Dogecoin”s futures netflow dropped by an astounding 100,456.56%, raising concerns among traders.

An unexpected drop in futures flow has disrupted the quiet trading environment surrounding Dogecoin. On Sunday, Dogecoin”s trading activity remained subdued, with both spot and derivatives volumes experiencing declines.

According to data from CoinMarketCap, Dogecoin”s trading volume fell 24% in the past 24 hours to reach $703.75 million. Similarly, the derivatives market saw a 23% decrease, bringing the total volume down to $1.61 billion. This quiet trading backdrop, however, was sharply contrasted by a staggering decrease in futures flow.

Data from CoinGlass revealed that Dogecoin experienced a dramatic 100,456.56% netflow drop in futures over an eight-hour period. During this timeframe, the inflow was recorded at $72.10 million, while outflows surged to $99.51 million. The resulting negative netflow drop highlights significant adjustments in trader positions possibly influenced by recent market volatility.

This weekend volatility pattern, which has emerged in recent weeks, often leads traders to reduce their exposure. Sundays have historically been associated with price fluctuations, as many traders engage in selling activities ahead of the weekend. This trend often results in downward pressure on prices as the week progresses.

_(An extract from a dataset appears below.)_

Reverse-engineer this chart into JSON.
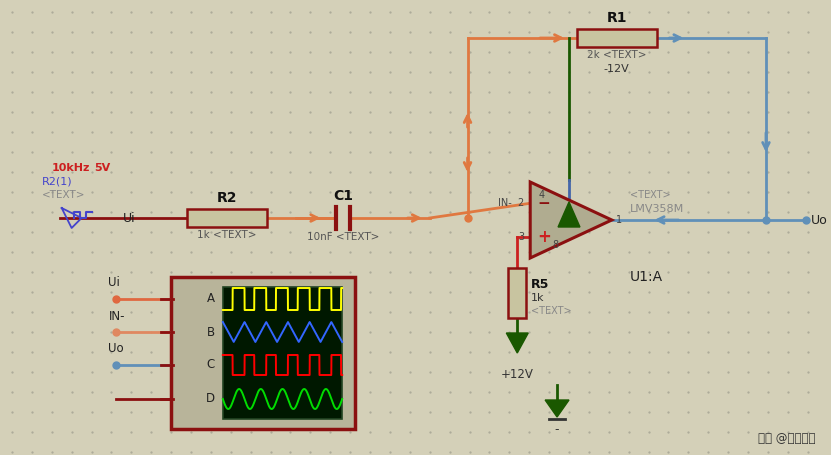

Despite the bearish futures flow, Dogecoin”s open interest remains relatively stable, reflecting a 3.93% increase in the last 24 hours, even as open interest for other major cryptocurrencies has declined.

The current trading environment has traders on high alert, especially as Dogecoin”s price has been on a downward trajectory since March 4. As of the latest data, DOGE is down 2.27% over the last day, trading at $0.088, and showing a weekly decline of 4.73%.

Market dynamics have largely been influenced by broader macroeconomic narratives rather than new developments, leading to uncertainty. Traders are particularly focused on whether the price will hold at the support level of $0.088. A rebound from this level could potentially target resistance at $0.103, which aligns with the daily moving average of 50, and possibly up to $0.117. Conversely, a decline below this support could pave the way for deeper retracement to levels around $0.079.